Cabinet of Japan Approves New Financial Regulations for Cryptocurrency Margin Trading
Financial regulators in Japan have released new regulations for the cryptocurrency industry’s margin trading practices. A draft amendment was approved by the Cabinet of Japan. According to the amendment, the leverage limit in cryptocurrency margin trading is two to four times the initial deposit.
Under the new regulations, which will be effective April 2020, cryptocurrency exchange operates must register within 18 months of the effective date. The Financial Services Agency will also introduce certain measures concerning unregistered cryptocurrencies.

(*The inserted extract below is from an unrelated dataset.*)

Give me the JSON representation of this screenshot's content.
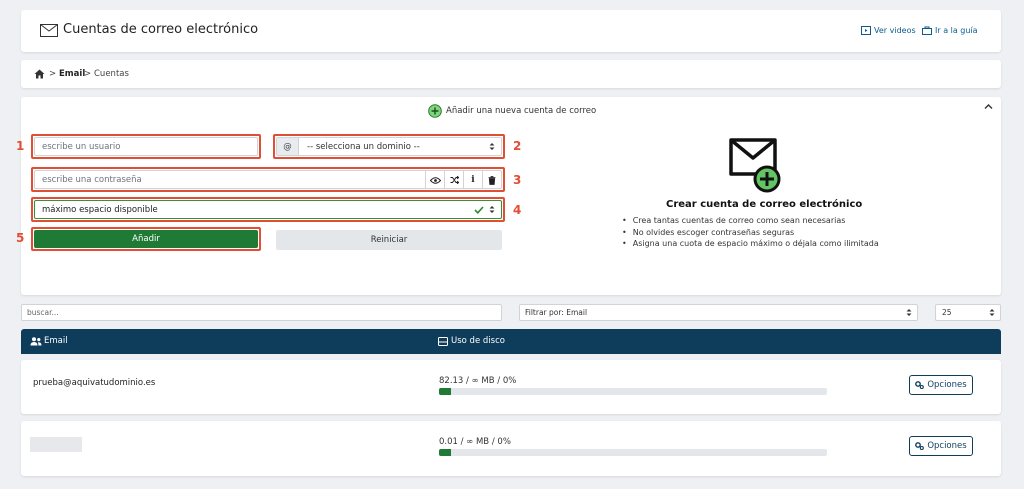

To protect investors, cryptocurrencies will be monitored. To make the monitoring process easier, there will be two groups of cryptocurrency traders – those who trade margins and those who issue tokens though ICOs. This will allegedly help prevent investors from getting involved in Ponzi schemes and it will also promote legitimate trading practices by companies.
Further, the FSA reported that it may regulate unregistered firms soliciting investments from cryptocurrencies. This process is to allegedly eliminate a loophole in the country’s regulatory framework allowing for unregistered firms to generate funds in crypto instead of fiat. The FSA’s commissioner also stated that it wants the industry to develop under appropriate regulations. The commissioner also stated,
“We have no intention to curb [the industry] excessively. We would like to see it grow under appropriate regulation.”